Content warning: this work contains sexual assault and mentions of suicidal thoughts.
Readers of Yuri may be familiar with Mikanuji’s work – I Don’t Need a Happy Ending was the third work released in English, following Assorted Entanglements and Now Loading…!, and they also contributed a story for the yuri anthology Whenever Our Eyes Meet… I Don’t Need a Happy Ending is in the vein of that last book, a collection of unrelated short stories about women trying to looking for love together and sometimes not reaching the goal. While the title seems to imply that that’s the point, most of the stories lack the bittersweet quality that makes up for that theme.
The title story is by far the most successful, both in terms of creating a story of beautiful desire and in giving us a satisfying resolution. The story is about Maria and Roberta; the latter is the only daughter of a nobleman while the former is her maid. Roberta is on the brink of being forced to marry her father in order to support the family (if not the name), and Maria is willing, although dissatisfied, to love her lover only from afar. That changes when Roberta propositions Maria, saying that if she is forced to marry, she at least wants to control her first sexual experience—preferably with someone she loves. This is notable not only because Roberta admits to having feelings for Maria but also because she equates it with “losing her virginity,” something that is not always brought up when talking about sex between two women. , largely due to the lack of anything. penis in action. Although virginity is a social concept, the importance of Roberta considering sex with Maria as “real” is significant and speaks to her deep feelings for the other woman. This story is the only one set outside of modern Japan (it takes place around the turn of the twentieth century in Europe) and is also the only one with an ending, showing us that despite title but a happy ending is huge. within a woman’s reach. In their afterword, Mikanuji says that the title is intended to show that neither Roberta nor Maria need a traditional happy ending, i.e. marrying a man and that they can find happiness together .
Unfortunately, where there are bright spots, there are also weak spots, and this book has two of them. Both “I’ll Never Fall in Love with You” and “I Don’t Know What Love Is” can be very uncomfortable reads, as both stories deal with consensual sex. unconsciously and suspiciously. The first story is the most disturbing. Its plot follows Saara and Sugiya, two high school girls who have not seen each other since elementary school. Sugiya bullied Saara relentlessly, and now that Saara is back, she feels uncomfortable as she becomes aware of her actions. So does Saara – and she has a plan. Throughout the story, Saara rapes and sexually abuses Sugiya, videotaping the acts to ensure that the other girl will accompany her. When Sugiya begins to show what she thinks is love for her tormentor (I’m sure we can think of another word), the story shifts to imply that they could have a normal relationship. often. To call it uncomfortable would be to underestimate the problem. “I Don’t Know What Love Is” tackles some of the same issues, with shy Nakamukai being dragged along by Hayakawa, senpai from both high school and now her college drama club. Hayakawa continually belittled Nakamukai, reacting negatively every time she got the young woman to open up. We want to see Hayakawa bringing Nakamukai out of his humble shell, but Hayakawa’s complete failure to listen to Nakamukai or consider his feelings makes the whole thing unpleasant. It’s not quite as annoying as “I’ll Never Fall in Love with You,” but it’s close.

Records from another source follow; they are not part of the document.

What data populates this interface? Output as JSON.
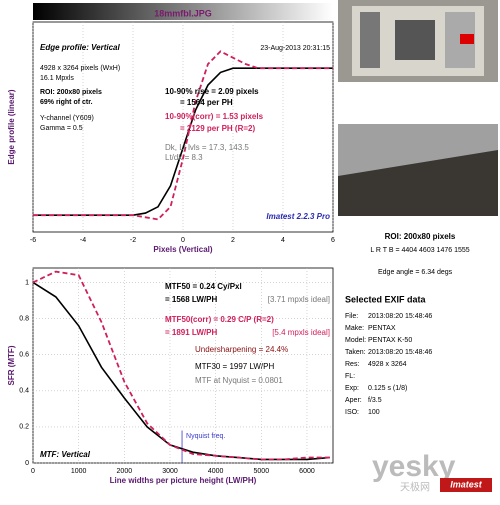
{
  "header": {
    "title": "18mmfbl.JPG"
  },
  "chart_data": [
    {
      "type": "line",
      "title": "Edge profile: Vertical",
      "date": "23-Aug-2013 20:31:15",
      "info": [
        "4928 x 3264 pixels (WxH)",
        "16.1 Mpxls",
        "ROI: 200x80 pixels",
        "69% right of ctr.",
        "Y-channel  (Y609)",
        "Gamma = 0.5"
      ],
      "annotations": [
        "10-90% rise = 2.09 pixels",
        "= 1564 per PH",
        "10-90%(corr) = 1.53 pixels",
        "= 2129 per PH  (R=2)",
        "Dk, Lt lvls = 17.3, 143.5",
        "Lt/dk = 8.3",
        "Imatest 2.2.3 Pro"
      ],
      "xlabel": "Pixels (Vertical)",
      "ylabel": "Edge profile (linear)",
      "x": [
        -6,
        -5.5,
        -5,
        -4.5,
        -4,
        -3.5,
        -3,
        -2.5,
        -2,
        -1.5,
        -1,
        -0.5,
        0,
        0.5,
        1,
        1.5,
        2,
        2.5,
        3,
        3.5,
        4,
        4.5,
        5,
        5.5,
        6
      ],
      "series": [
        {
          "color": "#000000",
          "values": [
            0.08,
            0.08,
            0.08,
            0.08,
            0.08,
            0.08,
            0.08,
            0.08,
            0.08,
            0.09,
            0.12,
            0.22,
            0.4,
            0.58,
            0.7,
            0.76,
            0.78,
            0.78,
            0.78,
            0.78,
            0.78,
            0.78,
            0.78,
            0.78,
            0.78
          ]
        },
        {
          "color": "#d0205a",
          "values": [
            0.08,
            0.08,
            0.08,
            0.08,
            0.08,
            0.08,
            0.08,
            0.08,
            0.08,
            0.07,
            0.06,
            0.12,
            0.35,
            0.62,
            0.8,
            0.86,
            0.83,
            0.8,
            0.78,
            0.78,
            0.78,
            0.78,
            0.78,
            0.78,
            0.78
          ]
        }
      ],
      "xlim": [
        -6,
        6
      ],
      "xticks": [
        -6,
        -4,
        -2,
        0,
        2,
        4,
        6
      ],
      "ylim": [
        0,
        1
      ],
      "grid": true
    },
    {
      "type": "line",
      "title": "MTF: Vertical",
      "annotations": [
        "MTF50 = 0.24 Cy/Pxl",
        "= 1568 LW/PH",
        "[3.71 mpxls ideal]",
        "MTF50(corr) = 0.29 C/P  (R=2)",
        "= 1891 LW/PH",
        "[5.4 mpxls ideal]",
        "Undersharpening = 24.4%",
        "MTF30 = 1997 LW/PH",
        "MTF at Nyquist = 0.0801"
      ],
      "nyquist": 3264,
      "nyquist_label": "Nyquist freq.",
      "xlabel": "Line widths per picture height (LW/PH)",
      "ylabel": "SFR (MTF)",
      "x": [
        0,
        500,
        1000,
        1500,
        2000,
        2500,
        3000,
        3500,
        4000,
        4500,
        5000,
        5500,
        6000,
        6500
      ],
      "series": [
        {
          "color": "#000000",
          "values": [
            1.0,
            0.92,
            0.76,
            0.53,
            0.36,
            0.2,
            0.1,
            0.06,
            0.04,
            0.03,
            0.02,
            0.02,
            0.02,
            0.03
          ]
        },
        {
          "color": "#d0205a",
          "values": [
            1.0,
            1.06,
            1.04,
            0.78,
            0.45,
            0.22,
            0.1,
            0.05,
            0.04,
            0.03,
            0.02,
            0.02,
            0.03,
            0.03
          ]
        }
      ],
      "xlim": [
        0,
        6570
      ],
      "xticks": [
        0,
        1000,
        2000,
        3000,
        4000,
        5000,
        6000
      ],
      "ylim": [
        0,
        1.08
      ],
      "yticks": [
        0,
        0.2,
        0.4,
        0.6,
        0.8,
        1
      ],
      "grid": true
    }
  ],
  "side": {
    "roi": "ROI: 200x80 pixels",
    "lrtb": "L R T B = 4404 4603  1476 1555",
    "edge_angle": "Edge angle = 6.34 degs",
    "exif_title": "Selected EXIF data",
    "exif": [
      [
        "File:",
        "2013:08:20 15:48:46"
      ],
      [
        "Make:",
        "PENTAX"
      ],
      [
        "Model:",
        "PENTAX K-50"
      ],
      [
        "Taken:",
        "2013:08:20 15:48:46"
      ],
      [
        "Res:",
        "4928 x 3264"
      ],
      [
        "FL:",
        ""
      ],
      [
        "Exp:",
        "0.125 s  (1/8)"
      ],
      [
        "Aper:",
        "f/3.5"
      ],
      [
        "ISO:",
        "100"
      ]
    ]
  },
  "watermark": {
    "site": "yesky",
    "cn": "天极网",
    "logo": "Imatest"
  }
}
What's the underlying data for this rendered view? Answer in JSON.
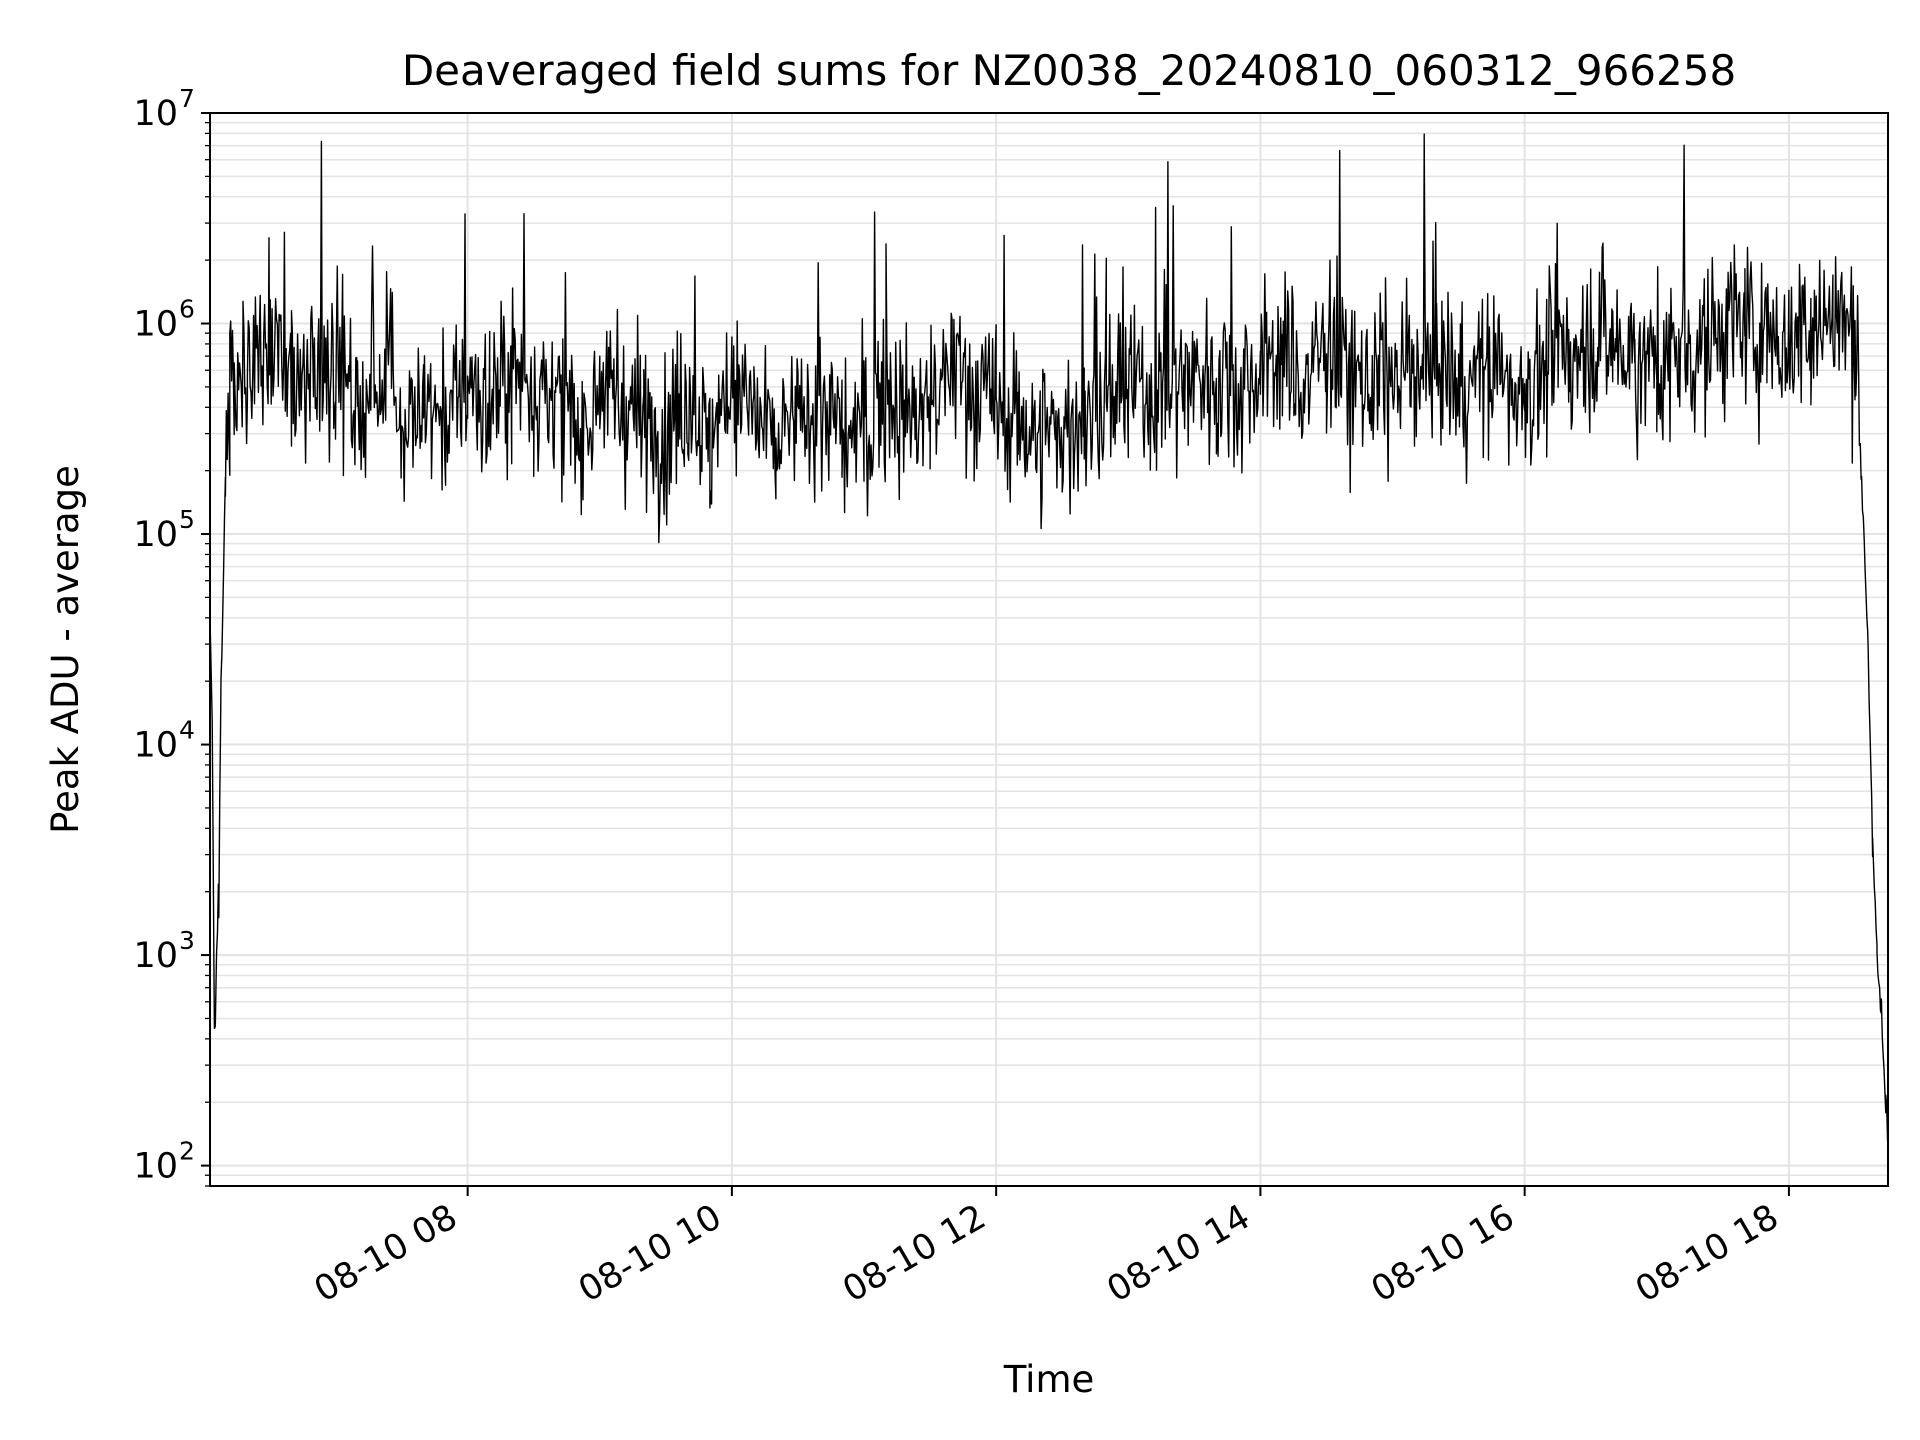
{
  "chart_data": {
    "type": "line",
    "title": "Deaveraged field sums for NZ0038_20240810_060312_966258",
    "xlabel": "Time",
    "ylabel": "Peak ADU - average",
    "yscale": "log",
    "xlim": [
      "2024-08-10 06:03",
      "2024-08-10 18:45"
    ],
    "ylim": [
      80,
      10000000
    ],
    "grid": true,
    "line_color": "#000000",
    "grid_color": "#e3e3e3",
    "x_ticks": [
      {
        "t": "2024-08-10 08:00",
        "label": "08-10 08"
      },
      {
        "t": "2024-08-10 10:00",
        "label": "08-10 10"
      },
      {
        "t": "2024-08-10 12:00",
        "label": "08-10 12"
      },
      {
        "t": "2024-08-10 14:00",
        "label": "08-10 14"
      },
      {
        "t": "2024-08-10 16:00",
        "label": "08-10 16"
      },
      {
        "t": "2024-08-10 18:00",
        "label": "08-10 18"
      }
    ],
    "y_ticks": [
      {
        "value": 100,
        "base": "10",
        "exp": "2"
      },
      {
        "value": 1000,
        "base": "10",
        "exp": "3"
      },
      {
        "value": 10000,
        "base": "10",
        "exp": "4"
      },
      {
        "value": 100000,
        "base": "10",
        "exp": "5"
      },
      {
        "value": 1000000,
        "base": "10",
        "exp": "6"
      },
      {
        "value": 10000000,
        "base": "10",
        "exp": "7"
      }
    ],
    "series": [
      {
        "x": [
          "2024-08-10 06:03",
          "2024-08-10 06:04",
          "2024-08-10 06:05",
          "2024-08-10 06:06",
          "2024-08-10 06:07",
          "2024-08-10 06:08",
          "2024-08-10 06:10",
          "2024-08-10 06:12",
          "2024-08-10 06:14",
          "2024-08-10 06:16",
          "2024-08-10 06:18",
          "2024-08-10 06:20",
          "2024-08-10 06:25",
          "2024-08-10 06:30",
          "2024-08-10 06:40",
          "2024-08-10 06:50",
          "2024-08-10 07:00",
          "2024-08-10 07:10",
          "2024-08-10 07:20",
          "2024-08-10 07:25",
          "2024-08-10 07:30",
          "2024-08-10 07:40",
          "2024-08-10 07:50",
          "2024-08-10 08:00",
          "2024-08-10 08:10",
          "2024-08-10 08:20",
          "2024-08-10 08:30",
          "2024-08-10 08:40",
          "2024-08-10 08:50",
          "2024-08-10 09:00",
          "2024-08-10 09:10",
          "2024-08-10 09:20",
          "2024-08-10 09:30",
          "2024-08-10 09:40",
          "2024-08-10 09:50",
          "2024-08-10 10:00",
          "2024-08-10 10:10",
          "2024-08-10 10:20",
          "2024-08-10 10:30",
          "2024-08-10 10:40",
          "2024-08-10 10:50",
          "2024-08-10 11:00",
          "2024-08-10 11:10",
          "2024-08-10 11:20",
          "2024-08-10 11:30",
          "2024-08-10 11:40",
          "2024-08-10 11:50",
          "2024-08-10 12:00",
          "2024-08-10 12:10",
          "2024-08-10 12:20",
          "2024-08-10 12:30",
          "2024-08-10 12:40",
          "2024-08-10 12:50",
          "2024-08-10 13:00",
          "2024-08-10 13:10",
          "2024-08-10 13:20",
          "2024-08-10 13:30",
          "2024-08-10 13:40",
          "2024-08-10 13:50",
          "2024-08-10 14:00",
          "2024-08-10 14:10",
          "2024-08-10 14:20",
          "2024-08-10 14:30",
          "2024-08-10 14:40",
          "2024-08-10 14:50",
          "2024-08-10 15:00",
          "2024-08-10 15:10",
          "2024-08-10 15:20",
          "2024-08-10 15:30",
          "2024-08-10 15:40",
          "2024-08-10 15:50",
          "2024-08-10 16:00",
          "2024-08-10 16:10",
          "2024-08-10 16:20",
          "2024-08-10 16:30",
          "2024-08-10 16:40",
          "2024-08-10 16:50",
          "2024-08-10 17:00",
          "2024-08-10 17:10",
          "2024-08-10 17:20",
          "2024-08-10 17:30",
          "2024-08-10 17:40",
          "2024-08-10 17:50",
          "2024-08-10 18:00",
          "2024-08-10 18:10",
          "2024-08-10 18:20",
          "2024-08-10 18:30",
          "2024-08-10 18:33",
          "2024-08-10 18:36",
          "2024-08-10 18:38",
          "2024-08-10 18:40",
          "2024-08-10 18:42",
          "2024-08-10 18:44",
          "2024-08-10 18:45"
        ],
        "y": [
          40000,
          15000,
          400,
          1000,
          2000,
          20000,
          200000,
          400000,
          700000,
          500000,
          900000,
          600000,
          700000,
          800000,
          500000,
          600000,
          700000,
          400000,
          500000,
          900000,
          300000,
          400000,
          350000,
          500000,
          400000,
          600000,
          500000,
          400000,
          300000,
          500000,
          400000,
          350000,
          300000,
          500000,
          250000,
          600000,
          400000,
          250000,
          350000,
          400000,
          300000,
          300000,
          500000,
          350000,
          400000,
          600000,
          500000,
          400000,
          350000,
          300000,
          300000,
          350000,
          400000,
          500000,
          450000,
          500000,
          600000,
          550000,
          500000,
          600000,
          700000,
          500000,
          800000,
          600000,
          500000,
          550000,
          600000,
          700000,
          500000,
          600000,
          550000,
          500000,
          600000,
          700000,
          900000,
          800000,
          700000,
          650000,
          700000,
          800000,
          900000,
          1000000,
          900000,
          800000,
          1000000,
          1100000,
          900000,
          200000,
          30000,
          3000,
          1000,
          500,
          200,
          150
        ]
      }
    ]
  }
}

On the plus side, if you’re looking for yuri with actual sex scenes, this one fits the bill, so much so that the last time I checked the book wasn’t on Amazon. While it’s not nearly as adventurous as some BL or heterosexual romance titles, it’s much clearer than the usual English-translated yuri. Mikanuji’s art is also quite good; the profile is a major weakness, it looks more like half the face has just been cropped rather than we are looking at the face from the side. All of the character designs have similarities, which can be confusing if you’re reading while tired, but overall it’s very nice and the story’s title gives a nice sense of the turn-of-the-century setting 20.
I Don’t Need a Happy Ending is only as strong as its weakest stories, and that makes this a mediocre book. While the title story is great and the author’s notes are interesting, the second and third stories drag it down, and the fourth and fifth stories are just okay. If you’re offended by rude yuri, this should cover it, but otherwise I’d recommend looking at the library instead of buying it.